O homem ergueu a mão direita acima da cabeça grande.
- Ouço dizerem que torturamos pessoas. Fico triste. Nós apenas as convencemos a dizer a verdade. Beatriz estremeceu.
- Vamos. As duas mãos sobre a mesa. Dedos bem abertos. Olha, assim, como estrelas do mar. Já falámos disto antes.
Em Beatriz nem os olhos pestanejam.
- Vamos lá, Beatriz. Não me obrigues a usar de novo a força.

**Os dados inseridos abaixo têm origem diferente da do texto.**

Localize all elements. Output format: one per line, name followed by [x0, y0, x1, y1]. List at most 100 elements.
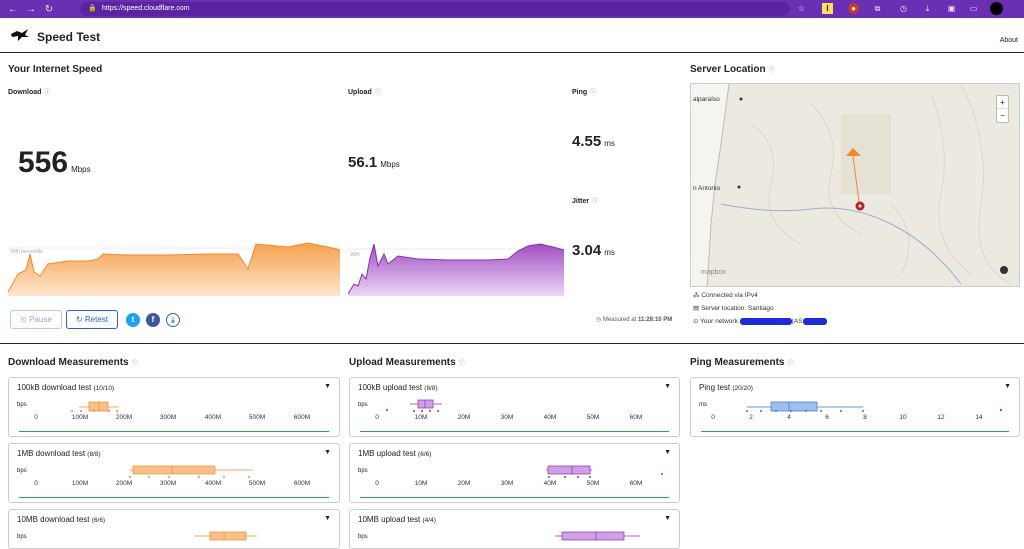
measured-at: ◷ Measured at 11:28:10 PM: [596, 316, 672, 323]
card-title: 1MB download test (8/8): [17, 449, 101, 458]
tick-label: 0: [34, 414, 38, 421]
baseline: [19, 431, 329, 432]
box-plot: [546, 465, 663, 478]
jitter-label: Jitter ⓘ: [572, 198, 599, 205]
chevron-down-icon[interactable]: ▼: [324, 449, 331, 456]
ping-test-card[interactable]: Ping test (20/20) ▼ ms 0 2 4 6 8 10 12 1…: [690, 377, 1020, 437]
baseline: [360, 497, 669, 498]
map-terrain: alparaíso n Antonio mapbox: [691, 84, 1019, 286]
map-label-valparaiso: alparaíso: [693, 96, 720, 103]
profile-avatar[interactable]: [990, 2, 1003, 15]
download-label: Download ⓘ: [8, 89, 51, 96]
chevron-down-icon[interactable]: ▼: [1004, 383, 1011, 390]
download-1mb-card[interactable]: 1MB download test (8/8) ▼ bps 0 100M 200…: [8, 443, 340, 503]
box-plot: [129, 465, 253, 478]
pause-button[interactable]: ⊙ Pause: [10, 310, 62, 329]
clock-icon: ◷: [596, 317, 603, 323]
ping-measurements-heading: Ping Measurements ⓘ: [690, 357, 794, 368]
connected-text: Connected via IPv4: [701, 292, 758, 299]
card-title: 100kB upload test (8/8): [358, 383, 438, 392]
tick-label: 20M: [457, 480, 471, 487]
download-area: [8, 243, 340, 296]
back-icon[interactable]: ←: [8, 3, 18, 15]
info-icon[interactable]: ⓘ: [458, 361, 465, 367]
axis-unit: bps: [17, 468, 27, 474]
tick-label: 200M: [115, 414, 133, 421]
tick-label: 60M: [629, 414, 643, 421]
axis-unit: bps: [17, 534, 27, 540]
info-icon[interactable]: ⓘ: [44, 90, 51, 96]
redacted-block: [802, 317, 827, 325]
tick-label: 60M: [629, 480, 643, 487]
redacted-block: [739, 317, 792, 325]
upload-1mb-card[interactable]: 1MB upload test (6/6) ▼ bps 0 10M 20M 30…: [349, 443, 680, 503]
tick-label: 20M: [457, 414, 471, 421]
history-icon[interactable]: ◷: [900, 4, 907, 13]
card-title: 10MB download test (6/6): [17, 515, 106, 524]
info-icon[interactable]: ⓘ: [787, 361, 794, 367]
screenshot-icon[interactable]: ▣: [947, 4, 956, 13]
ping-value: 4.55 ms: [572, 133, 615, 150]
cloudflare-logo-icon: [11, 29, 29, 41]
upload-speed-chart: 90th: [348, 243, 564, 296]
mapbox-logo: mapbox: [701, 269, 726, 276]
server-location-info: ▤ Server location: Santiago: [693, 304, 774, 312]
tick-label: 50M: [586, 480, 600, 487]
download-10mb-card[interactable]: 10MB download test (6/6) ▼ bps: [8, 509, 340, 549]
map-info-icon[interactable]: [1000, 266, 1008, 274]
tick-label: 2: [749, 414, 753, 421]
upload-100kb-card[interactable]: 100kB upload test (8/8) ▼ bps 0 10M 20M …: [349, 377, 680, 437]
info-icon[interactable]: ⓘ: [374, 90, 381, 96]
pause-icon: ⊙: [20, 315, 30, 324]
about-link[interactable]: About: [999, 37, 1018, 44]
page-title: Speed Test: [37, 30, 101, 44]
server-location-heading: Server Location ⓘ: [690, 64, 775, 75]
baseline: [19, 497, 329, 498]
card-title: 10MB upload test (4/4): [358, 515, 436, 524]
tick-label: 600M: [293, 480, 311, 487]
section-divider: [0, 343, 1024, 344]
tick-label: 14: [975, 414, 983, 421]
tick-label: 300M: [159, 414, 177, 421]
info-icon[interactable]: ⓘ: [131, 361, 138, 367]
download-100kb-card[interactable]: 100kB download test (10/10) ▼ bps 0 100M…: [8, 377, 340, 437]
chevron-down-icon[interactable]: ▼: [324, 515, 331, 522]
zoom-out-button[interactable]: −: [1000, 111, 1005, 120]
box-plot: [555, 531, 640, 541]
extension-icon[interactable]: I: [822, 3, 833, 14]
info-icon[interactable]: ⓘ: [768, 68, 775, 74]
as-text: (AS: [791, 318, 803, 325]
star-icon[interactable]: ☆: [797, 4, 806, 13]
cast-icon[interactable]: ▭: [969, 4, 978, 13]
baseline: [701, 431, 1009, 432]
tick-label: 100M: [71, 414, 89, 421]
tick-label: 12: [937, 414, 945, 421]
twitter-share-icon[interactable]: t: [126, 313, 140, 327]
pause-label: Pause: [29, 315, 52, 324]
facebook-share-icon[interactable]: f: [146, 313, 160, 327]
address-bar[interactable]: 🔒 https://speed.cloudflare.com: [80, 2, 790, 16]
page-header: Speed Test About: [0, 18, 1024, 53]
tick-label: 40M: [543, 480, 557, 487]
chevron-down-icon[interactable]: ▼: [664, 383, 671, 390]
zoom-in-button[interactable]: +: [997, 96, 1008, 109]
server-map[interactable]: alparaíso n Antonio mapbox: [690, 83, 1020, 287]
chevron-down-icon[interactable]: ▼: [664, 449, 671, 456]
retest-button[interactable]: ↻ Retest: [66, 310, 118, 329]
retest-label: Retest: [84, 315, 109, 324]
reload-icon[interactable]: ↻: [44, 3, 54, 15]
card-title: 100kB download test (10/10): [17, 383, 115, 392]
download-icon[interactable]: ⤓: [925, 4, 930, 13]
upload-10mb-card[interactable]: 10MB upload test (4/4) ▼ bps: [349, 509, 680, 549]
server-location-text: Server location: Santiago: [700, 305, 774, 312]
download-results-icon[interactable]: ⤓: [166, 313, 180, 327]
chevron-down-icon[interactable]: ▼: [324, 383, 331, 390]
card-title: Ping test (20/20): [699, 383, 753, 392]
chevron-down-icon[interactable]: ▼: [664, 515, 671, 522]
extensions-puzzle-icon[interactable]: ⧉: [874, 4, 881, 13]
forward-icon[interactable]: →: [26, 3, 36, 15]
info-icon[interactable]: ⓘ: [590, 90, 597, 96]
extension-icon[interactable]: ●: [848, 3, 859, 14]
info-icon[interactable]: ⓘ: [592, 199, 599, 205]
download-speed-chart: 90th percentile: [8, 242, 340, 296]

Beatriz cumpre. Levanta os braços que lhe pesam toneladas e deslisa-os sobre a superfície de madeira. Então o homem vendado baixa o seu braço sobre a mesa e um estrondo ecoa pela sala mal iluminada. Ela sentiu o choque entrar-lhe pelas mãos. Todos os ossos tremeram dentro de si. O coração queria fugir dela, fugir dali. De novo o impacto. Impossível gritar, respirar já doía que bastasse. Os nós dos dedos alteavam-se-lhe, mas as suas cabeças estavam coladas com medo à superfície da mesa marcada e suja. O enorme martelo imobilizara-se entre o indicador e o polegar.
Um breve alívio.
À pergunta de sempre Beatriz deu a resposta de sempre.
- Ouviste, Arménio? A Beatriz disse que não. E agora?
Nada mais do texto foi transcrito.